Mengutip Reuters, Jaksa Agung AS saat ini telah menjatuhkan hukuman denda sebesar US$ 26 miliar atau setara Rp 378 miliar kepada J&J dan tiga perusahaan penjualan obat lainnya.
"McKesson Corp, Cardinal Health Inc, dan AmerisourceBergen Corp akan membayar gabungan US$ 21 miliar, sementara Johnson & Johnson akan membayar US$ 5 miliar," kata seorang sumber.
Meski begitu, beberapa negara bagian saat ini juga diketahui sedang berpikir untuk menerapkan tarif yang berbeda. Negara bagian New York, disebut sudah memiliki angka tambahan pasti yang akan dibebankan kepada J&J dan tiga perusahaan lainnya.
"New York pada hari Selasa (20/7/2021) diperkirakan akan mengumumkan bahwa distributor telah menyetujui dana penyelesaian tambahan US$ 1 miliar," pungkas sumber itu.

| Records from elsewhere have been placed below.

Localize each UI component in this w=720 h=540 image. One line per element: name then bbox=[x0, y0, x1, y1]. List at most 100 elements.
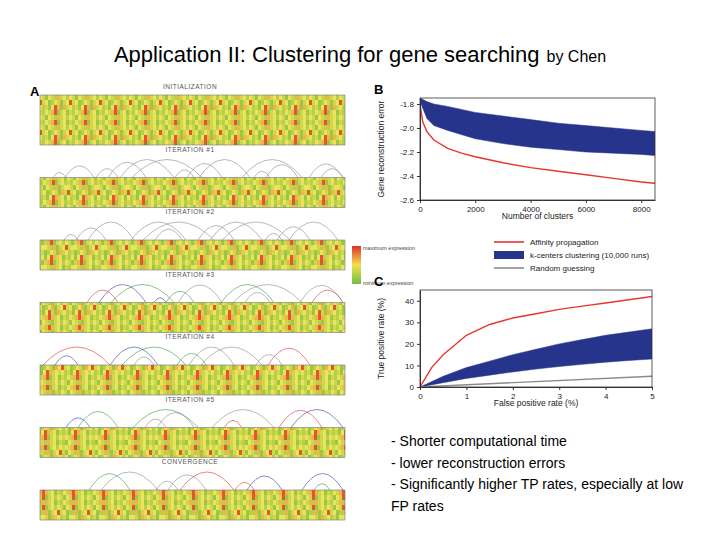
exemplar-arc bbox=[101, 472, 158, 490]
step-label: ITERATION #5 bbox=[165, 396, 214, 403]
exemplar-arc bbox=[256, 355, 282, 365]
x-axis-title: False positive rate (%) bbox=[494, 398, 579, 408]
tick-mark bbox=[652, 387, 653, 390]
tick-mark bbox=[417, 104, 420, 105]
heat-strip bbox=[40, 490, 345, 520]
arc-group bbox=[87, 285, 343, 303]
tick: 8000 bbox=[633, 200, 651, 214]
tick-mark bbox=[417, 176, 420, 177]
exemplar-arc bbox=[43, 347, 110, 365]
tick: 20 bbox=[405, 340, 420, 349]
exemplar-arc bbox=[242, 160, 302, 178]
tick-label: 6000 bbox=[577, 205, 595, 214]
tick-label: 10 bbox=[405, 362, 414, 371]
tick-mark bbox=[417, 128, 420, 129]
step-label: INITIALIZATION bbox=[163, 83, 217, 90]
legend: Affinity propagationk-centers clustering… bbox=[494, 238, 650, 273]
tick: -2.2 bbox=[400, 148, 420, 157]
title-line: Application II: Clustering for gene sear… bbox=[114, 42, 606, 67]
exemplar-arc bbox=[233, 285, 302, 303]
tick-label: 2000 bbox=[467, 205, 485, 214]
legend-entry: Random guessing bbox=[530, 264, 594, 273]
axis-line bbox=[421, 200, 656, 201]
y-axis-title: Gene reconstruction error bbox=[376, 100, 386, 197]
exemplar-arc bbox=[177, 353, 206, 365]
tick: 1 bbox=[465, 387, 470, 401]
tick-mark bbox=[417, 322, 420, 323]
tick: 4 bbox=[604, 387, 609, 401]
arc-group bbox=[89, 472, 343, 490]
exemplar-arc bbox=[89, 474, 130, 490]
plot-frame bbox=[420, 290, 652, 387]
tick: 40 bbox=[405, 297, 420, 306]
step-label: ITERATION #2 bbox=[165, 208, 214, 215]
tick-mark bbox=[417, 344, 420, 345]
exemplar-arc bbox=[87, 290, 118, 302]
exemplar-arc bbox=[66, 418, 90, 428]
tick: 0 bbox=[410, 383, 420, 392]
tick-mark bbox=[417, 387, 420, 388]
exemplar-arc bbox=[199, 160, 250, 178]
tick-mark bbox=[417, 152, 420, 153]
line bbox=[420, 104, 655, 183]
chart: 012345010203040False positive rate (%)Tr… bbox=[374, 238, 655, 408]
exemplar-arc bbox=[254, 171, 270, 177]
tick-mark bbox=[466, 387, 467, 390]
exemplar-arc bbox=[189, 347, 234, 365]
exemplar-arc bbox=[53, 172, 66, 177]
bullet: - lower reconstruction errors bbox=[391, 455, 565, 471]
tick-label: -2.0 bbox=[400, 124, 414, 133]
color-scale bbox=[352, 246, 361, 284]
exemplar-arc bbox=[168, 475, 206, 490]
arc-group bbox=[66, 410, 343, 428]
step-label: CONVERGENCE bbox=[162, 458, 219, 465]
heat-strip bbox=[40, 178, 345, 208]
exemplar-arc bbox=[108, 162, 146, 177]
exemplar-arc bbox=[277, 227, 310, 240]
tick-mark bbox=[417, 301, 420, 302]
axis: -2.6-2.4-2.2-2.0-1.8 bbox=[400, 99, 420, 206]
heat-strip bbox=[40, 95, 345, 145]
tick-label: 8000 bbox=[633, 205, 651, 214]
exemplar-arc bbox=[78, 412, 118, 428]
exemplar-arc bbox=[210, 222, 262, 240]
step-label: ITERATION #3 bbox=[165, 271, 214, 278]
exemplar-arc bbox=[111, 285, 174, 303]
panel-label: B bbox=[374, 82, 383, 97]
exemplar-arc bbox=[65, 166, 94, 178]
tick: 6000 bbox=[577, 200, 595, 214]
exemplar-arc bbox=[166, 291, 194, 302]
tick-label: 0 bbox=[418, 392, 423, 401]
tick: -2.0 bbox=[400, 124, 420, 133]
tick-mark bbox=[559, 387, 560, 390]
exemplar-arc bbox=[175, 170, 194, 178]
arc-group bbox=[64, 222, 338, 240]
exemplar-arc bbox=[265, 233, 282, 240]
tick-label: -1.8 bbox=[400, 100, 414, 109]
tick: 0 bbox=[418, 387, 423, 401]
exemplar-arc bbox=[314, 484, 330, 490]
band bbox=[420, 329, 652, 387]
tick-label: 1 bbox=[465, 392, 470, 401]
heat-strip bbox=[40, 240, 345, 270]
panel-label: C bbox=[374, 274, 384, 289]
tick-mark bbox=[641, 200, 642, 203]
bullet: - Significantly higher TP rates, especia… bbox=[391, 476, 684, 514]
exemplar-arc bbox=[291, 410, 343, 428]
tick-mark bbox=[531, 200, 532, 203]
exemplar-arc bbox=[145, 419, 166, 427]
exemplar-arc bbox=[266, 165, 298, 178]
exemplar-arc bbox=[76, 228, 106, 240]
chart: 02000400060008000-2.6-2.4-2.2-2.0-1.8Num… bbox=[374, 82, 656, 221]
tick-label: 4 bbox=[604, 392, 609, 401]
axis-line bbox=[420, 291, 421, 388]
exemplar-arc bbox=[131, 222, 186, 240]
plot-area bbox=[420, 98, 655, 183]
exemplar-arc bbox=[143, 222, 214, 240]
exemplar-arc bbox=[289, 222, 338, 240]
tick: 2000 bbox=[467, 200, 485, 214]
heat-strip bbox=[40, 428, 345, 458]
exemplar-arc bbox=[302, 474, 343, 490]
exemplar-arc bbox=[235, 482, 254, 490]
exemplar-arc bbox=[55, 356, 78, 365]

Sementara itu, pihak J&J menyebut bahwa pihaknya masih bernegosiasi untuk menemukan jalan keluar yang terbaik. Mereka mengaku akan tetap berkomitmen menyelesaikan masalah tersebut dan tidak akan melepas tanggung jawabnya.
"Masih ada kemajuan menuju penyelesaian perjanjian ini dan kami tetap berkomitmen untuk memberikan kepastian bagi pihak-pihak yang terlibat dan bantuan penting bagi keluarga dan masyarakat yang membutuhkan," kata J&J dalam sebuah pernyataan.
Hampir 500 ribu orang meninggal karena overdosis opioid di AS dari 1999 hingga 2019, menurut Pusat Pengendalian dan Pencegahan Penyakit (CDC) AS. Krisis overdosis opioid ini memburuk selama pandemi Covid-19.
CDC pekan lalu mengatakan data sementara menunjukkan bahwa 2020 adalah tahun rekor kematian overdosis obat dengan 93.331 kasus, naik 29% dari tahun sebelumnya. Dari angka itu, opioid menyumbang sekitar 74,7%, atau 69.710 kasus.
Para distributor dituduh melakukan kontrol yang longgar yang memungkinkan sejumlah besar obat penghilang rasa sakit adiktif itu dialihkan ke saluran ilegal, menghancurkan komunitas. Dari segi lain, J&J dituduh meremehkan risiko kecanduan.
Di Indonesia, penggunaan opioid sendiri harus mendapatkan resep dokter. Pasalnya obat ini sangat adiktif dan bila tidak digunakan dengan ketat akan mampu menimbulkan kecanduan akut. Salah satu obat opioid yang sering disalahgunakan yaitu heroin.